Am Fam Physician. 2025;111(6):560
CLINICAL QUESTION
In women with normal bone density or osteopenia, does zoledronate (Reclast) given at baseline and 5 years later reduce the risk of fracture over 10 years?
BOTTOM LINE
Zoledronate is typically given annually for the prevention of osteoporotic fractures in adults with a high risk of fracture. This study showed a clinically and statistically meaningful benefit in lower risk postmenopausal women, even if just given once, with an additional benefit if repeated 5 years later.

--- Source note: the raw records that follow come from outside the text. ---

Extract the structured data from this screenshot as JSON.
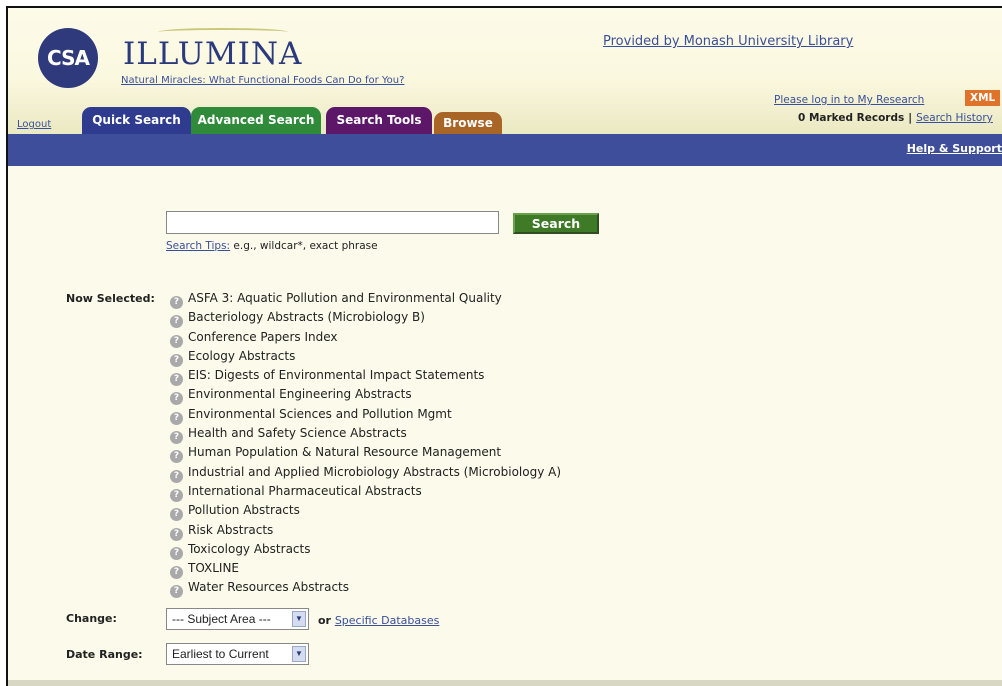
{
  "header": {
    "logo_text": "CSA",
    "brand_name": "ILLUMINA",
    "brand_subtitle": "Natural Miracles: What Functional Foods Can Do for You?",
    "provided_by": "Provided by Monash University Library",
    "login_link": "Please log in to My Research",
    "xml_badge": "XML",
    "marked_records": "0 Marked Records",
    "separator": "|",
    "search_history": "Search History"
  },
  "tabs": {
    "logout": "Logout",
    "quick_search": "Quick Search",
    "advanced_search": "Advanced Search",
    "search_tools": "Search Tools",
    "browse": "Browse"
  },
  "navbar": {
    "help": "Help & Support"
  },
  "search": {
    "value": "",
    "button_label": "Search",
    "tips_link": "Search Tips:",
    "tips_text": " e.g., wildcar*, exact phrase"
  },
  "selection": {
    "label": "Now Selected:",
    "databases": [
      "ASFA 3: Aquatic Pollution and Environmental Quality",
      "Bacteriology Abstracts (Microbiology B)",
      "Conference Papers Index",
      "Ecology Abstracts",
      "EIS: Digests of Environmental Impact Statements",
      "Environmental Engineering Abstracts",
      "Environmental Sciences and Pollution Mgmt",
      "Health and Safety Science Abstracts",
      "Human Population & Natural Resource Management",
      "Industrial and Applied Microbiology Abstracts (Microbiology A)",
      "International Pharmaceutical Abstracts",
      "Pollution Abstracts",
      "Risk Abstracts",
      "Toxicology Abstracts",
      "TOXLINE",
      "Water Resources Abstracts"
    ]
  },
  "change": {
    "label": "Change:",
    "subject_selected": "--- Subject Area ---",
    "or_text": "or ",
    "specific_link": "Specific Databases"
  },
  "date_range": {
    "label": "Date Range:",
    "selected": "Earliest to Current"
  },
  "icons": {
    "info": "question-circle-icon",
    "dropdown": "chevron-down-icon"
  },
  "colors": {
    "navbar": "#3e4e9a",
    "tab_quick": "#2e3b8e",
    "tab_advanced": "#2f8a3a",
    "tab_tools": "#5d1768",
    "tab_browse": "#a86526",
    "search_button": "#3f7a26",
    "xml_badge": "#e0732a"
  }
}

The cost of zoledronate ranges from $40 to $500 (goodrx.com as of January 27, 2025) and is given by infusion. (Level of Evidence = 1b)
SYNOPSIS
The authors of this study point out that most fractures in postmenopausal women occur in those without documented osteoporosis or a previous fracture. Women 50 to 60 years of age with a bone mineral density T-score between 0 and −2.5 at the lumbar spine, femoral neck, or total hip were recruited for this study; women with a previous spine or hip fracture were excluded. A value greater than −1 is considered normal; a value less than −2.5 is defined as osteoporosis. The women were randomized to receive a 5-mg intravenous infusion of zoledronate at baseline and a zoledronate infusion at 5 years, zoledronate at baseline and placebo infusion at 5 years, or placebo infusions at both times. It is not clear whether allocation was concealed, although groups were balanced at baseline and analysis was by intention to treat. The mean age of participants was 56 years, 85% were of European ancestry, and the mean T-scores were −0.36 to −0.55. A total of 1,054 women were randomized, and follow-up was 95% at 10 years. Approximately 85% of the participants received the second placebo or zoledronate infusion at 5 years. Vertebral fractures were observed less often in the two groups that received zoledronate (6.3% in the group that received zoledronate both times, 6.6% in the zoledronate and placebo group, and 11.1% in those who received placebo both times; relative risk [RR] = 0.58; 95% CI, 0.38–0.87 for both zoledronate arms vs placebo; number needed to treat [NNT] = 21–22 to prevent one fracture over 10 years). Results for those who received zoledronate at both times were only slightly better than those who received zoledronate and placebo, with no statistically significant difference between groups. Women in the zoledronate and placebo group had significantly fewer fractures (27.4% vs 35.3%; RR = 0.77; 95% CI, 0.63–0.97; NNT = 13 over 10 years) and a trend toward fewer fragility fractures than the placebo-only group (22.2% vs 28.2%; RR = 0.79; 95% CI, 0.61–1.02). Women who received zoledronate for both infusions had a slightly greater benefit, with fewer fractures overall (24.7% vs 35.3%; RR = 0.70; 95% CI, 0.56–0.88; NNT = 9) and fewer fragility fractures (20.2% vs 28.2%; RR = 0.72; 95% CI, 0.55–0.93; NNT = 12). Regarding important harms, no cases of osteonecrosis of the jaw or atypical femoral fractures occurred in any group.